By Francois Murphy
VIENNA, Dec 17 (Reuters) – Reviving Iran‘s nuclear deal under U.S. President-elect Joe Biden would require striking a new agreement setting out how Iran‘s breaches should be reversed, U.N. atomic watchdog chief Rafael Grossi said.
Iran has breached many of the deal’s limits on its nuclear activities in response to U.S. President Donald Trump’s withdrawal from the deal and the reimposition of U.S. sanctions against Tehran that the deal lifted. Tehran often says it can quickly reverse its breaches if U.S. sanctions are removed.
Biden, who takes office on Jan. 20, has said the United States will rejoin the deal “if Iran resumes strict compliance” with the agreement that imposed strict curbs on its nuclear activities in return for the lifting of sanctions.
In an interview with Reuters, Grossi, who heads the International Atomic Energy Agency that polices the deal, said there had been too many breaches for the agreement to simply fall back into place.
“I cannot imagine that they are going simply to say, ‘We are back to square one’ because square one is no longer there,” Grossi said at IAEA headquarters.
“There is more (nuclear) material, … there is more activity, there are more centrifuges, and more are being announced. So what happens with all this? This is the question for them at the political level to decide,” said Grossi, an Argentine who took office as IAEA director general a year ago.
Asked if that meant there would have to be a ‘deal within the deal’, he said: “Oh yes, oh yes. Undoubtedly.
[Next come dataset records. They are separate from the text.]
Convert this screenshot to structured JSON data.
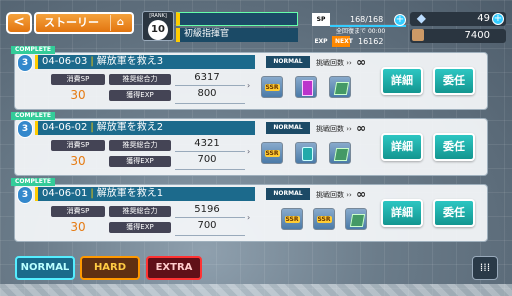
{
  "header": {
    "back_label": "<",
    "title": "ストーリー",
    "home_icon": "⌂",
    "rank_label": "[RANK]",
    "rank_value": "10",
    "player_title": "初級指揮官",
    "sp_label": "SP",
    "sp_value": "168/168",
    "recover_label": "全回復まで",
    "recover_time": "00:00",
    "exp_label": "EXP",
    "next_label": "NEXT",
    "next_value": "16162",
    "gems": "49",
    "gold": "7400"
  },
  "missions": [
    {
      "status": "COMPLETE",
      "badge": "3",
      "code": "04-06-03",
      "name": "解放軍を救え3",
      "difficulty": "NORMAL",
      "limit_label": "挑戦回数",
      "limit_value": "∞",
      "sp_label": "消費SP",
      "sp_cost": "30",
      "power_label": "推奨総合力",
      "power_value": "6317",
      "exp_label": "獲得EXP",
      "exp_value": "800",
      "rewards": [
        "ssr-ticket",
        "book",
        "chip"
      ],
      "detail_label": "詳細",
      "delegate_label": "委任"
    },
    {
      "status": "COMPLETE",
      "badge": "3",
      "code": "04-06-02",
      "name": "解放軍を救え2",
      "difficulty": "NORMAL",
      "limit_label": "挑戦回数",
      "limit_value": "∞",
      "sp_label": "消費SP",
      "sp_cost": "30",
      "power_label": "推奨総合力",
      "power_value": "4321",
      "exp_label": "獲得EXP",
      "exp_value": "700",
      "rewards": [
        "ssr-ticket",
        "jar",
        "chip"
      ],
      "detail_label": "詳細",
      "delegate_label": "委任"
    },
    {
      "status": "COMPLETE",
      "badge": "3",
      "code": "04-06-01",
      "name": "解放軍を救え1",
      "difficulty": "NORMAL",
      "limit_label": "挑戦回数",
      "limit_value": "∞",
      "sp_label": "消費SP",
      "sp_cost": "30",
      "power_label": "推奨総合力",
      "power_value": "5196",
      "exp_label": "獲得EXP",
      "exp_value": "700",
      "rewards": [
        "ssr-ticket",
        "ssr-ticket",
        "chip"
      ],
      "detail_label": "詳細",
      "delegate_label": "委任"
    }
  ],
  "footer": {
    "normal": "NORMAL",
    "hard": "HARD",
    "extra": "EXTRA",
    "menu_icon": "⁞⁞⁞"
  },
  "colors": {
    "accent_orange": "#e27510",
    "title_blue": "#1c6a8c",
    "button_teal": "#139690",
    "complete_green": "#33cc99"
  }
}
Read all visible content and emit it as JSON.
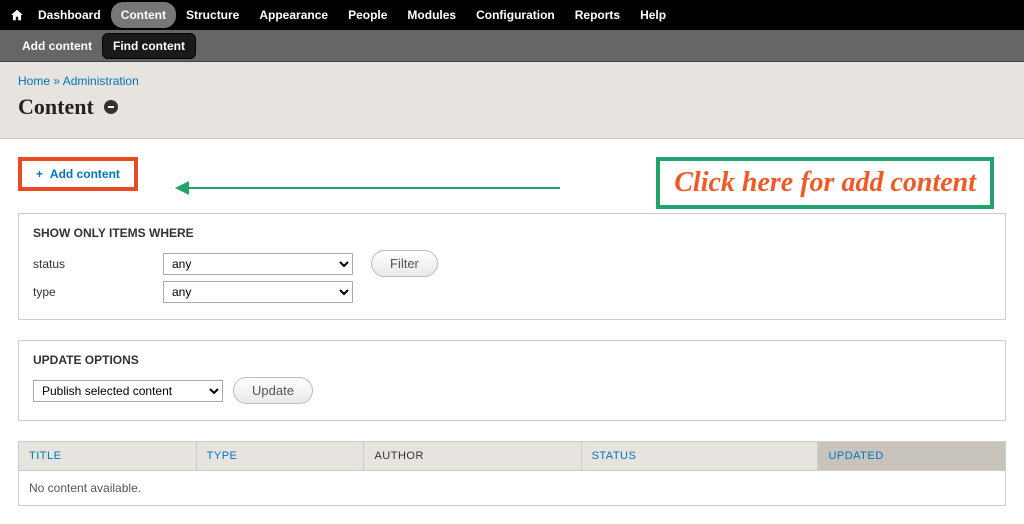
{
  "toolbar": {
    "items": [
      {
        "label": "Dashboard",
        "active": false
      },
      {
        "label": "Content",
        "active": true
      },
      {
        "label": "Structure",
        "active": false
      },
      {
        "label": "Appearance",
        "active": false
      },
      {
        "label": "People",
        "active": false
      },
      {
        "label": "Modules",
        "active": false
      },
      {
        "label": "Configuration",
        "active": false
      },
      {
        "label": "Reports",
        "active": false
      },
      {
        "label": "Help",
        "active": false
      }
    ]
  },
  "subtoolbar": {
    "add_label": "Add content",
    "find_label": "Find content"
  },
  "breadcrumb": {
    "home": "Home",
    "sep": "»",
    "admin": "Administration"
  },
  "page_title": "Content",
  "add_link": "Add content",
  "callout_text": "Click here for add content",
  "filter_box": {
    "legend": "SHOW ONLY ITEMS WHERE",
    "status_label": "status",
    "status_value": "any",
    "type_label": "type",
    "type_value": "any",
    "filter_button": "Filter"
  },
  "update_box": {
    "legend": "UPDATE OPTIONS",
    "operation_value": "Publish selected content",
    "update_button": "Update"
  },
  "table": {
    "headers": {
      "title": "TITLE",
      "type": "TYPE",
      "author": "AUTHOR",
      "status": "STATUS",
      "updated": "UPDATED"
    },
    "empty": "No content available."
  }
}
“It is clear that there will have to be a protocol or an agreement or an understanding or some ancillary document which will stipulate clearly what we do,” he said.
FULL CIRCLE
Iran‘s stockpile of enriched uranium is more than 2.4 tonnes, 12 times the cap set by the deal, though still far below the more than eight tonnes Iran had before signing it. Iran has been enriching uranium up to 4.5% purity, above the deal’s 3.67% limit though below the 20% it achieved before the deal.
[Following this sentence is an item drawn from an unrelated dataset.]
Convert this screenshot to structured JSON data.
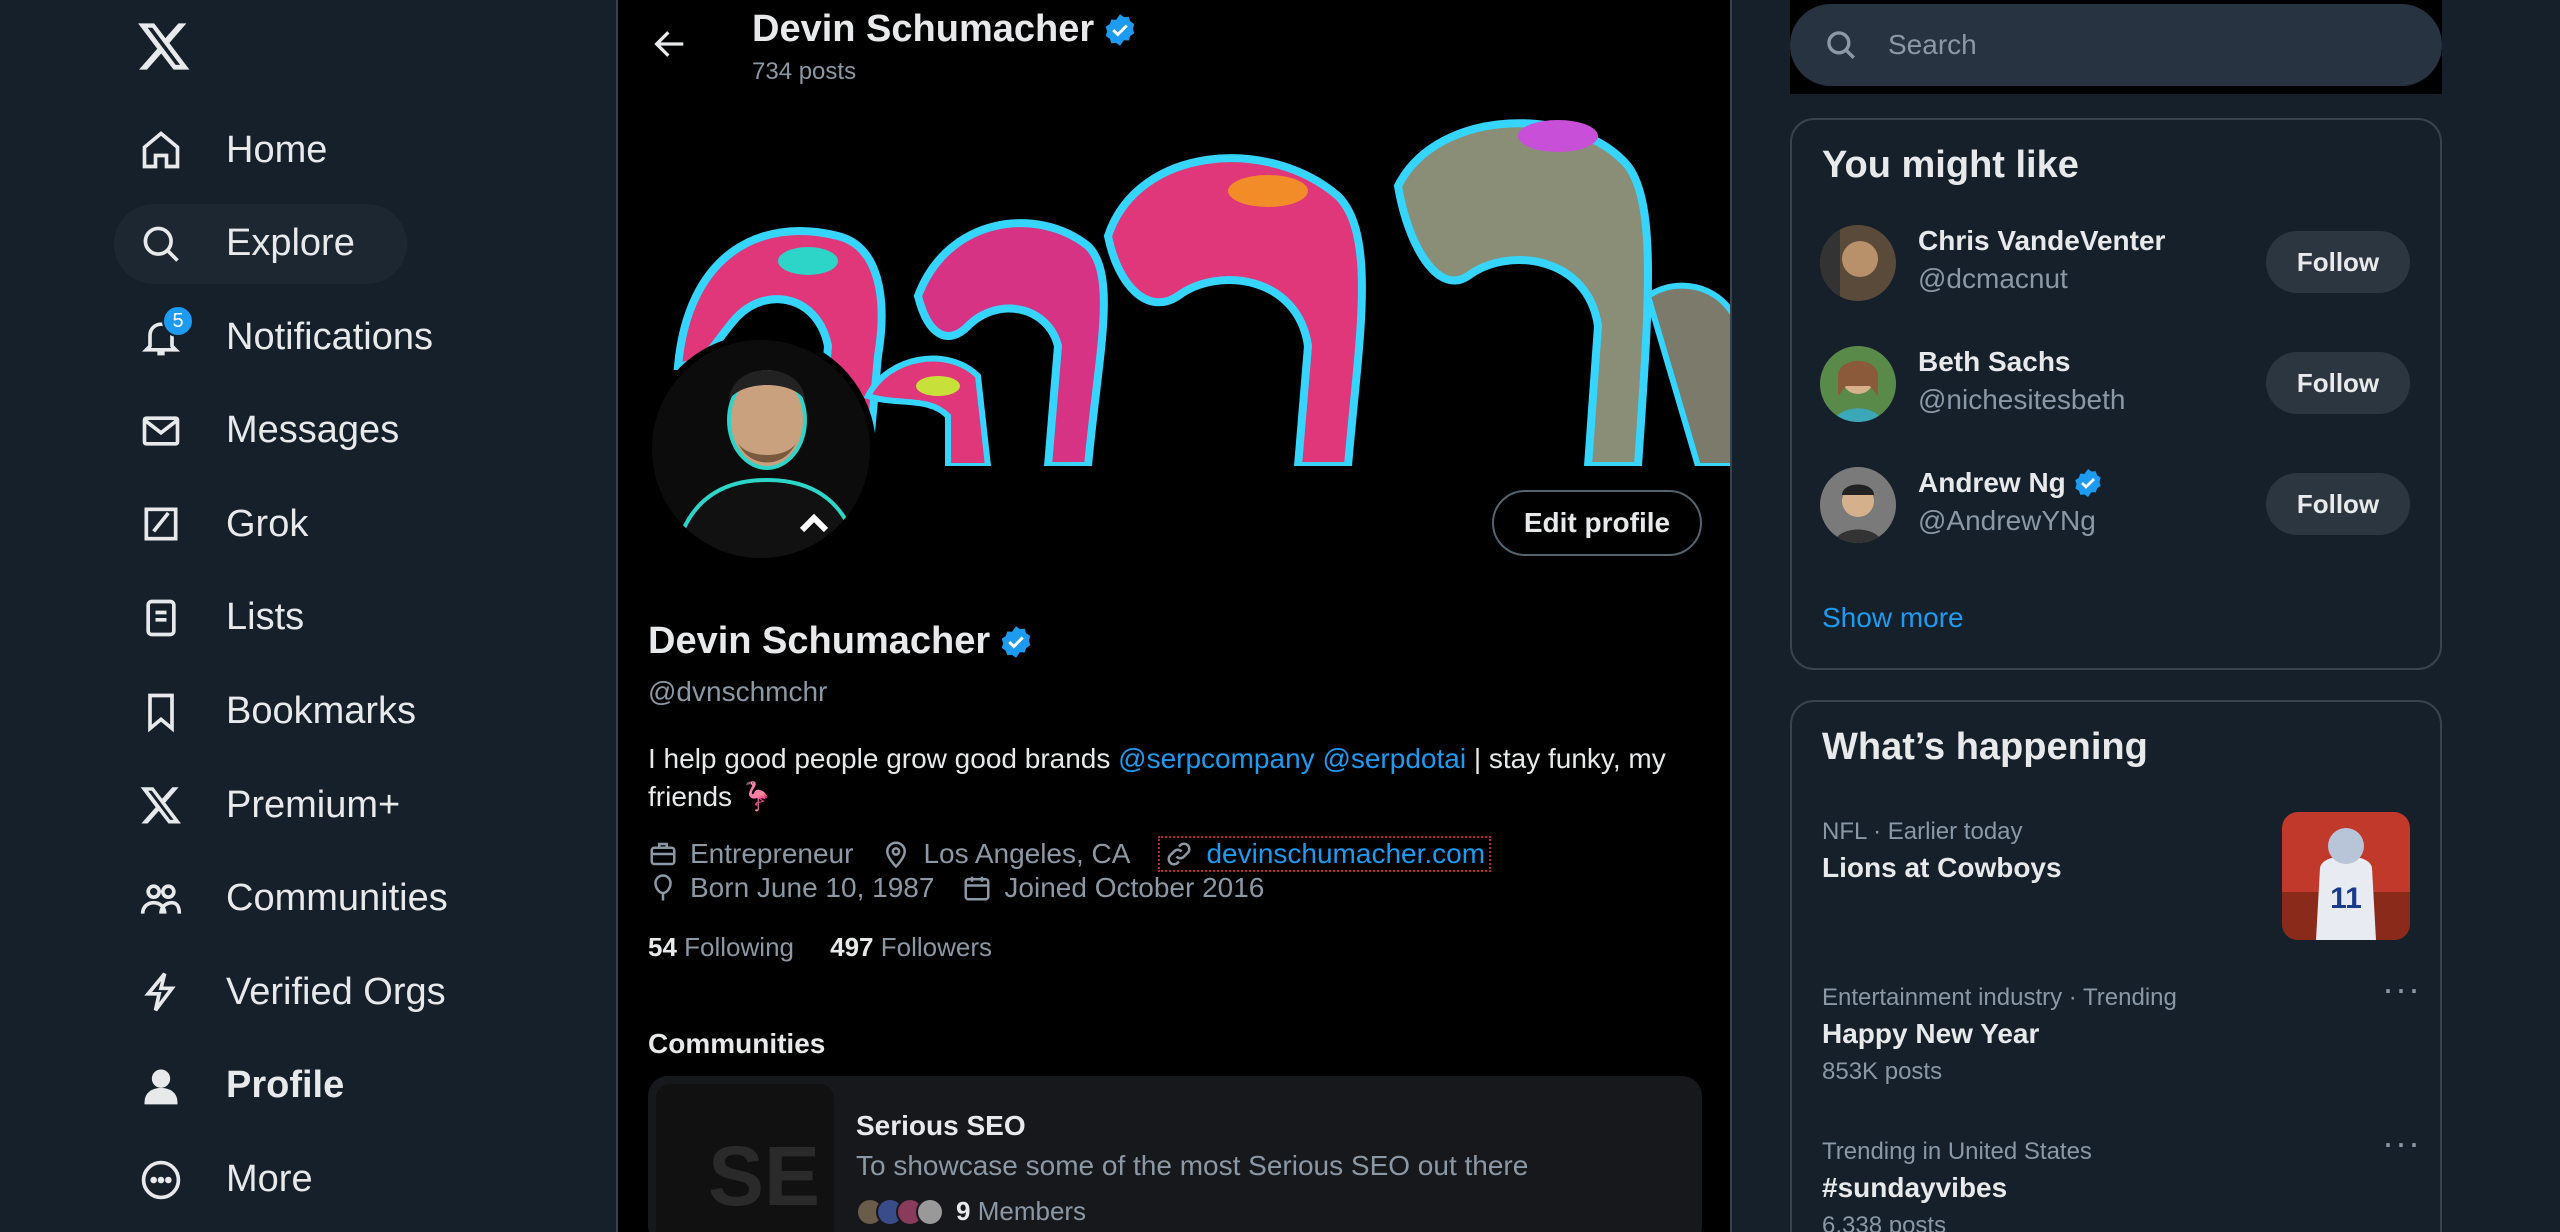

Iran is enriching uranium in places where it is not allowed under the deal, such as at Fordow, a site dug into a mountain. More recently it has started enriching with advanced centrifuges at its underground plant at Natanz, where the deal says it can use only first-generation IR-1 machines.
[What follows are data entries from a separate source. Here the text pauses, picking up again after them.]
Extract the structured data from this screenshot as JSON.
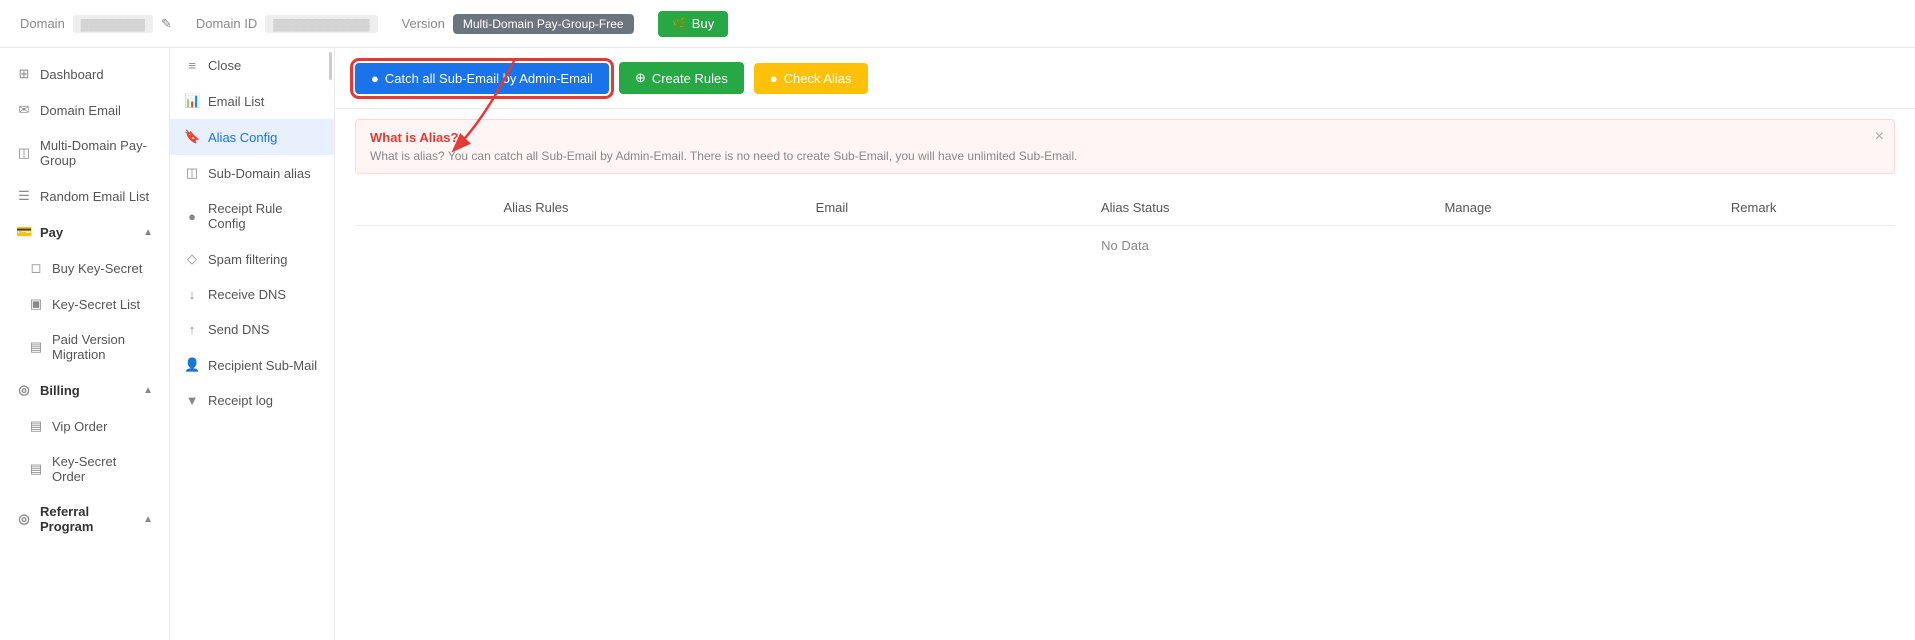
{
  "header": {
    "domain_label": "Domain",
    "domain_value": "••••••••••",
    "domain_id_label": "Domain ID",
    "domain_id_value": "••••••••••",
    "version_label": "Version",
    "version_badge": "Multi-Domain Pay-Group-Free",
    "buy_button": "Buy"
  },
  "nav": {
    "items": [
      {
        "id": "dashboard",
        "label": "Dashboard",
        "icon": "⊞"
      },
      {
        "id": "domain-email",
        "label": "Domain Email",
        "icon": "✉"
      },
      {
        "id": "multi-domain",
        "label": "Multi-Domain Pay-Group",
        "icon": "◫"
      },
      {
        "id": "random-email",
        "label": "Random Email List",
        "icon": "☰"
      },
      {
        "id": "pay",
        "label": "Pay",
        "icon": "💳",
        "has_arrow": true,
        "expanded": true
      },
      {
        "id": "buy-key-secret",
        "label": "Buy Key-Secret",
        "icon": "◻",
        "indent": true
      },
      {
        "id": "key-secret-list",
        "label": "Key-Secret List",
        "icon": "▣",
        "indent": true
      },
      {
        "id": "paid-version-migration",
        "label": "Paid Version Migration",
        "icon": "▤",
        "indent": true
      },
      {
        "id": "billing",
        "label": "Billing",
        "icon": "◎",
        "has_arrow": true,
        "expanded": true
      },
      {
        "id": "vip-order",
        "label": "Vip Order",
        "icon": "▤",
        "indent": true
      },
      {
        "id": "key-secret-order",
        "label": "Key-Secret Order",
        "icon": "▤",
        "indent": true
      },
      {
        "id": "referral-program",
        "label": "Referral Program",
        "icon": "◎",
        "has_arrow": true,
        "expanded": true
      }
    ]
  },
  "sub_nav": {
    "items": [
      {
        "id": "close",
        "label": "Close",
        "icon": "≡"
      },
      {
        "id": "email-list",
        "label": "Email List",
        "icon": "📊"
      },
      {
        "id": "alias-config",
        "label": "Alias Config",
        "icon": "🔖",
        "active": true
      },
      {
        "id": "sub-domain-alias",
        "label": "Sub-Domain alias",
        "icon": "◫"
      },
      {
        "id": "receipt-rule-config",
        "label": "Receipt Rule Config",
        "icon": "●"
      },
      {
        "id": "spam-filtering",
        "label": "Spam filtering",
        "icon": "◇"
      },
      {
        "id": "receive-dns",
        "label": "Receive DNS",
        "icon": "↓"
      },
      {
        "id": "send-dns",
        "label": "Send DNS",
        "icon": "↑"
      },
      {
        "id": "recipient-sub-mail",
        "label": "Recipient Sub-Mail",
        "icon": "👤"
      },
      {
        "id": "receipt-log",
        "label": "Receipt log",
        "icon": "▼"
      }
    ]
  },
  "action_bar": {
    "catch_button": "Catch all Sub-Email by Admin-Email",
    "create_button": "Create Rules",
    "check_button": "Check Alias"
  },
  "info_banner": {
    "title": "What is Alias?",
    "description": "What is alias? You can catch all Sub-Email by Admin-Email. There is no need to create Sub-Email, you will have unlimited Sub-Email."
  },
  "table": {
    "columns": [
      "Alias Rules",
      "Email",
      "Alias Status",
      "Manage",
      "Remark"
    ],
    "no_data": "No Data"
  },
  "icons": {
    "circle": "●",
    "plus": "+",
    "check": "✓",
    "close": "×",
    "edit": "✎"
  }
}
“What I see is that we’re moving full circle back to December 2015,” Grossi said, referring to the month before the deal’s restrictions were put in place, after which large amounts of material and equipment were swiftly removed.
“If they want to do it (comply), they could do it pretty fast. But for all of those things we had a charted course,” he said.
Iran‘s activities have increasingly worried some of the deal’s other remaining parties, including Russia, which has urged Tehran to act responsibly, and France, Britain and Germany, which have desperately tried to keep the accord alive.
When asked whether it believed a new protocol would be needed, France’s foreign ministry stressed that Iran‘s actions were becoming a serious problem.
“Their consequences, especially in the area of enrichment, are serious. They call into question the advantages of this agreement in terms of non-proliferation,” deputy spokesman Francois Delmas said.
“Iran must therefore return without delay to full compliance with the agreement and refrain from any new action that would call into question its sustainability.”